Einmal identifiziert, folgte der Vergleich: Die einen Probanden lasen einen Text; die anderen hörten ihn. Bei beiden Gruppen wurde per Hirnscans genau geguckt, bei welchem Wort welche Voxel “aufleuchteten”. Die Ergebnisse wurden auf farbige “Landkarten” vom Gehirn übertragen (die kann man sich hier angucken). Und siehe da: Die Karten sahen gleich aus! Ob gehört oder gelesen - dieselben Voxel “funkten” bei denselben Wörtern in derselben Intensität los.
Die Schlussfolgerung: Auch wenn Lesen und Hören in Teilbereichen neurologisch verschieden ablaufen - der entscheidende Schritt, nämlich die Erfassung der Bedeutung eines Textes, geschieht an denselben Stellen, beim selben Prozess, mit derselben Kraft. Und dieses Ergebnis freut nicht nur Hörbuchfreunde; für die Wissenschaft und die Medizin ergeben sich daraus neue Ansätze bei der Therapie von neurologischen Erkrankungen und Hirnverletzungen. Und sie brechen in der Pädagogik eine Lanze für den Einsatz von Hörbüchern im Unterricht: Gerade Schüler mit Leseschwäche erhalten dadurch Zugang zu und Freude an der Literatur. Und mit “Minderwertigkeit” oder “Durchmogeln” hat das jetzt erwiesenermaßen nichts mehr zu tun!
Diese neue Studie wird die Diskussion natürlich nicht beenden. Auch wenn das Hörbuch einen nicht mehr aufzuhaltenden Siegeszug angetreten hat, wird es immer diejenigen geben, die das Medium geringschätzen und für bequemer halten. Aber dann kann man sich auch einfach mal die Frage stellen, warum Lesen nur dann als wertvoll gelten soll, wenn es anstrengend ist, in Form einer erbrachten Leistung? Was ist verkehrt daran, Literatur einfach nur anstrengungsarm zu genießen?

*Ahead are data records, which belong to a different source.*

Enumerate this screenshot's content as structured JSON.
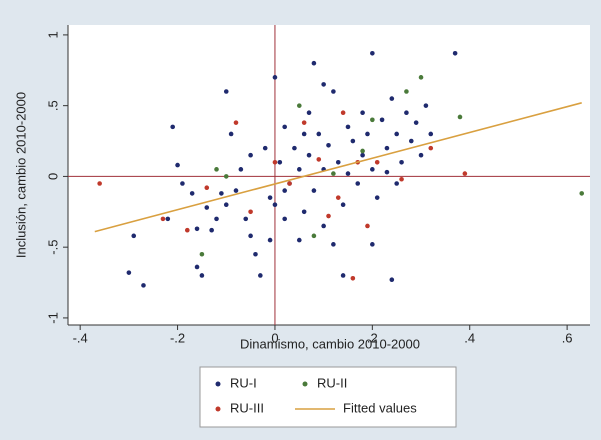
{
  "chart_data": {
    "type": "scatter",
    "xlabel": "Dinamismo, cambio 2010-2000",
    "ylabel": "Inclusión, cambio 2010-2000",
    "xlim": [
      -0.425,
      0.647
    ],
    "ylim": [
      -1.05,
      1.07
    ],
    "xticks": [
      {
        "value": -0.4,
        "label": "-.4"
      },
      {
        "value": -0.2,
        "label": "-.2"
      },
      0,
      {
        "value": 0.2,
        "label": ".2"
      },
      {
        "value": 0.4,
        "label": ".4"
      },
      {
        "value": 0.6,
        "label": ".6"
      }
    ],
    "yticks": [
      -1,
      {
        "value": -0.5,
        "label": "-.5"
      },
      0,
      {
        "value": 0.5,
        "label": ".5"
      },
      1
    ],
    "reference_lines": {
      "x": 0,
      "y": 0,
      "color": "#a0303a"
    },
    "series": [
      {
        "name": "RU-I",
        "color": "#1f2a6e",
        "x": [
          -0.3,
          -0.27,
          -0.29,
          -0.22,
          -0.2,
          -0.19,
          -0.17,
          -0.16,
          -0.16,
          -0.15,
          -0.14,
          -0.13,
          -0.12,
          -0.11,
          -0.1,
          -0.1,
          -0.09,
          -0.08,
          -0.07,
          -0.06,
          -0.05,
          -0.05,
          -0.04,
          -0.03,
          -0.02,
          -0.01,
          0.0,
          0.0,
          0.01,
          0.02,
          0.02,
          0.03,
          0.04,
          0.05,
          0.05,
          0.06,
          0.07,
          0.07,
          0.08,
          0.09,
          0.1,
          0.1,
          0.11,
          0.12,
          0.12,
          0.13,
          0.14,
          0.15,
          0.15,
          0.16,
          0.17,
          0.18,
          0.18,
          0.19,
          0.2,
          0.2,
          0.21,
          0.22,
          0.23,
          0.24,
          0.25,
          0.25,
          0.26,
          0.27,
          0.28,
          0.29,
          0.3,
          0.31,
          0.32,
          0.37,
          0.2,
          0.24,
          0.14,
          -0.21,
          0.08,
          0.1,
          0.23,
          -0.01,
          0.06,
          0.02
        ],
        "values": [
          -0.68,
          -0.77,
          -0.42,
          -0.3,
          0.08,
          -0.05,
          -0.12,
          -0.37,
          -0.64,
          -0.7,
          -0.22,
          -0.38,
          -0.3,
          -0.12,
          -0.2,
          0.6,
          0.3,
          -0.1,
          0.05,
          -0.3,
          -0.42,
          0.15,
          -0.55,
          -0.7,
          0.2,
          -0.15,
          0.7,
          -0.2,
          0.1,
          -0.3,
          0.35,
          -0.05,
          0.2,
          -0.45,
          0.05,
          -0.25,
          0.45,
          0.15,
          -0.1,
          0.3,
          -0.35,
          0.05,
          0.22,
          -0.48,
          0.6,
          0.1,
          -0.2,
          0.35,
          0.02,
          0.25,
          -0.05,
          0.45,
          0.15,
          0.3,
          0.87,
          0.05,
          -0.15,
          0.4,
          0.2,
          0.55,
          -0.05,
          0.3,
          0.1,
          0.45,
          0.25,
          0.38,
          0.15,
          0.5,
          0.3,
          0.87,
          -0.48,
          -0.73,
          -0.7,
          0.35,
          0.8,
          0.65,
          0.03,
          -0.45,
          0.3,
          -0.1
        ]
      },
      {
        "name": "RU-II",
        "color": "#4a7a3a",
        "x": [
          -0.12,
          -0.1,
          0.05,
          0.12,
          0.2,
          0.27,
          0.3,
          0.38,
          0.63,
          0.08,
          -0.15,
          0.18
        ],
        "values": [
          0.05,
          0.0,
          0.5,
          0.02,
          0.4,
          0.6,
          0.7,
          0.42,
          -0.12,
          -0.42,
          -0.55,
          0.18
        ]
      },
      {
        "name": "RU-III",
        "color": "#c0392b",
        "x": [
          -0.36,
          -0.23,
          -0.18,
          -0.14,
          -0.08,
          -0.05,
          0.0,
          0.03,
          0.09,
          0.11,
          0.13,
          0.14,
          0.16,
          0.17,
          0.19,
          0.21,
          0.26,
          0.32,
          0.39,
          0.06
        ],
        "values": [
          -0.05,
          -0.3,
          -0.38,
          -0.08,
          0.38,
          -0.25,
          0.1,
          -0.05,
          0.12,
          -0.28,
          -0.15,
          0.45,
          -0.72,
          0.1,
          -0.35,
          0.1,
          -0.02,
          0.2,
          0.02,
          0.38
        ]
      },
      {
        "name": "Fitted values",
        "color": "#d9a040",
        "style": "line",
        "x": [
          -0.37,
          0.63
        ],
        "values": [
          -0.39,
          0.52
        ]
      }
    ]
  }
}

Und wenn wir unbedingt von einer “Leistung” reden müssen: Was ist mit den vielen, vielen Hörbuchnutzern, die während des Hörens eines Buches auch noch gleichzeitig die Garage aufräumen, ein leckeres Essen kochen, Sport treiben, im Stau stehend etwas dazulernen? Leisten die nicht noch viel mehr, als jemand, der “nur” in einem Sessel sitzt und liest?
Wir werden also weiter diskutieren. Soviel aber ist schonmal klar: Ob ein Buch gelesen oder gehört wird, ist zumindest dem menschlichen Gehirn einerlei. Jetzt müssen wir das nur noch genauso sehen.